Forklifts are an important piece of equipment in many warehouse and manufacturing operations. Like all heavy machinery, they present certain risks to safety when not properly cared for or operated. In fact, the U.S. Occupational Safety and Health Administration found that approximately 25 percent of all deaths related to forklift accidents are caused by the forklift overturning. Here are eight forklift safety tips to help you avoid damage, injury, and death on the job.
1. Inspect forklifts frequently
Safety inspections for forklifts should be done daily before every shift. This way your team is aware of any changes or potential issues. If the safety checks turn up anything unusual, report it to the shift supervisor and do not operate the forklift until it’s resolved.
2. Limit use to qualified operators
Operation of forklifts should be limited to workers who have been trained, authorized, and licensed to use.
3. Plan your path
Before operation, make sure your path is clear and there’s enough room to navigate while carrying your load. This includes looking at overhead clearances depending on the size of what you’re carrying.

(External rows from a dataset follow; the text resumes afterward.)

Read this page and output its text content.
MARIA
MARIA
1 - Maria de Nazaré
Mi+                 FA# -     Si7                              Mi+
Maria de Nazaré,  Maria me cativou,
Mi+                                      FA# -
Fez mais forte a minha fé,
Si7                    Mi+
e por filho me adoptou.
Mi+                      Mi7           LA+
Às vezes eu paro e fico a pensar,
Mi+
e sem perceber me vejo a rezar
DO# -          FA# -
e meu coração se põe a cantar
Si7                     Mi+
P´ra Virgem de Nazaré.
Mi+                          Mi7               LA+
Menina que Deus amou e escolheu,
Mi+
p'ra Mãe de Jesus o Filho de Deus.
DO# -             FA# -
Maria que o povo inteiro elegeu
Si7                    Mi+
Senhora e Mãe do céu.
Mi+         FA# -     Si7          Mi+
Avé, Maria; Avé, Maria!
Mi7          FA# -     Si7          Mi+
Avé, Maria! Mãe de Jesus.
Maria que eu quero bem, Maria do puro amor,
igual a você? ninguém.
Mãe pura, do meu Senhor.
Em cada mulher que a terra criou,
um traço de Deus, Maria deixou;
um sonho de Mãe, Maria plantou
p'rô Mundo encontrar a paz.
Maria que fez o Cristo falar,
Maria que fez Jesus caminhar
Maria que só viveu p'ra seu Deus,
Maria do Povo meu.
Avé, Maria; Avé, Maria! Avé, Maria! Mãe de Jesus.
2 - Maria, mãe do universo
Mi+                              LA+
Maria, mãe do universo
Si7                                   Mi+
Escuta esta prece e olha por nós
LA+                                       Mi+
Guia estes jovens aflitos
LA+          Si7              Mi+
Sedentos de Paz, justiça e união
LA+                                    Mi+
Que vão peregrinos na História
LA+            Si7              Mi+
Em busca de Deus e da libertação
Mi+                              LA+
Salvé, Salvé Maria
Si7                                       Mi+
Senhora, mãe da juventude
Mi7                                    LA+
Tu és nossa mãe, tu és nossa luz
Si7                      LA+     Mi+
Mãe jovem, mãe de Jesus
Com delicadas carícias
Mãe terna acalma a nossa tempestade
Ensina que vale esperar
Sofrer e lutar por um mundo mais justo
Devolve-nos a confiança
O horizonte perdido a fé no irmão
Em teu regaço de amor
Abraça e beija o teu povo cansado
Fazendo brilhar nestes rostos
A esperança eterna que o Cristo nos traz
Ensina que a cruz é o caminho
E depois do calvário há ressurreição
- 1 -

4. Follow your company rules
Outside of the general rules, make sure you’re aware of your company’s specific safety procedures. These may include information about seatbelts, passengers, speed limits and the proper equipment to wear.
5. Make sure you can see
Always adjust your load to maintain optimum visibility. If it is too high, drive the forklift in reverse slowly. Ask your fellow workers for assistance when surrounded by corners and high stacks to aid in navigation.
6. Pay attention to your forklift’s capacity
One of the easiest ways to cause an accident is to overload a forklift. Know the weight restrictions and don’t try to add counterweights to carry a heavier load.
7. Monitor load stability
In addition to weight, you want to make sure your load is stable. If you pick it up without verifying, it may cause the forklift to become unbalanced. When going up ramps, make sure the load is held higher than the body of your machine, and you should go up moving forward and go down moving in reverse.
8. Watch for pedestrians
When approaching a busy pedestrian area, slow down the forklift and be on the lookout. Don’t risk any blind spots or crosswalks, including intersections, stairways, exits, doors, entrances, and corners. Always stop and sound your horn before continuing.